Monday, November 27, 2006

Pioneers of PSL sharing history

PORT ST. LUCIE — They were just a couple of friends, sitting on a sunny patio, chatting about old times.

With a camera. And an audience.

Fay James, 79, and Mickey Ford, 66, are some of the first people to share their memories of the earliest days of Port St. Lucie for the city's Historical Society oral history project.

With help from the city's Communications Department, the society has recorded the recollections of more than a dozen Port St. Lucie pioneers — people who came to the city in the 1960s and 1970s. Contributors include Bob Minsky, the former mayor who spent more than an hour during his last week in office sharing memories with the camera.

"If we don't preserve our history as we go, we're going to look up one day and it's going to be gone," Minsky said.

James, who moved to Port St. Lucie permanently in 1978 after years of coming down from Virginia for vacations, recalled winter cocktail parties at golf course homes in Sandpiper Bay.
"People dressed up for the parties," James said. "I mean dressed — furs, you know this was in winter, and full-length gowns."

In those years, Port St. Lucie was a retirement village near enough to Martin County, the playground of Frances Langford Stuart, to attract a few famous faces. It wasn't unusual, James and other pioneers said, to see Perry Como out on the Port St. Lucie golf courses.
But the General Development Corp. town wasn't exactly the high life.
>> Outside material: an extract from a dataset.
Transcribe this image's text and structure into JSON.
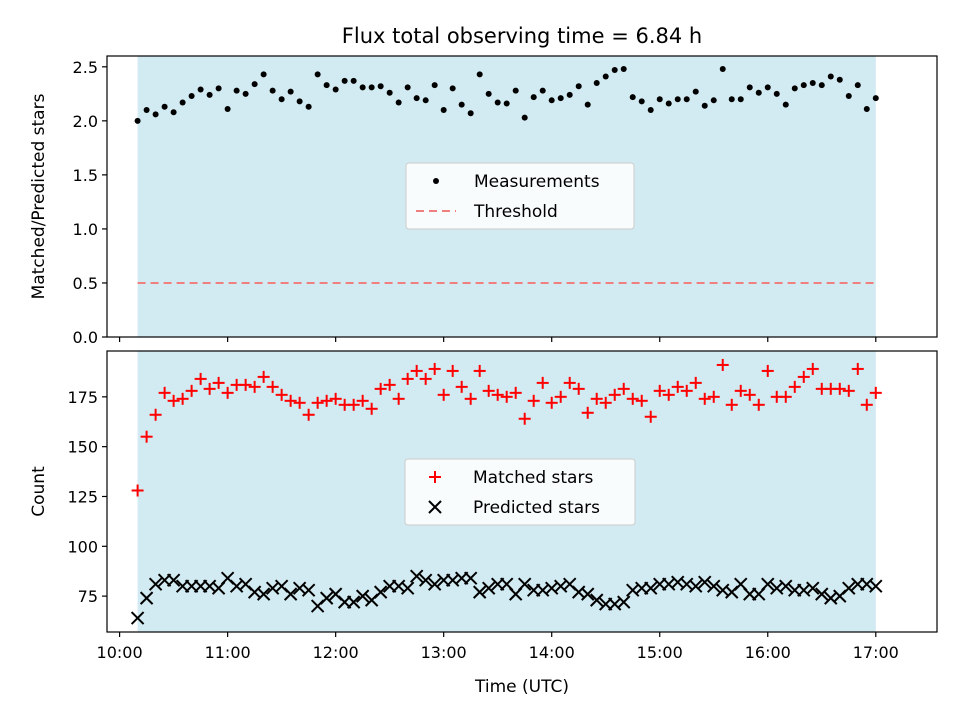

There was one restaurant and one gas station.

When 83-year-old Roman Mager moved here in 1959, before Port St. Lucie was even incorporated as a city, friends laughed at him. They called the city an "out of civilization" place.
"That's where I wanted to be," Mager said. "Now, I'm missing the out-of-civilization place, to be perfectly frank."

Thanks to the population boom of recent years, most of the city's 150,000 residents are newcomers. Which is precisely why pioneers like Mager think Port St. Lucie Historical Society has the right idea trying to preserve history.

"There are very few people who know of it," Mager said. "Things were constantly changing. We need people to keep ... the past."

PORT ST. LUCIE REMEMBERED

General Development Corp. incorporated the original 80-square miles of Port St. Lucie in April 1961. The population in 1970 was 330. Early residents were mostly retirees from the Northeast.

Pioneers remember a variety of experiences including:

• Cocktail parties on patios overlooking golf courses.
• Roughing it in homes wired for just 60 amps. The electrical appliances were a refrigerator, a coffeepot and "maybe" a toaster.
• Telling friends to send letters to "Sandpiper Bay Country Club" instead of a city address.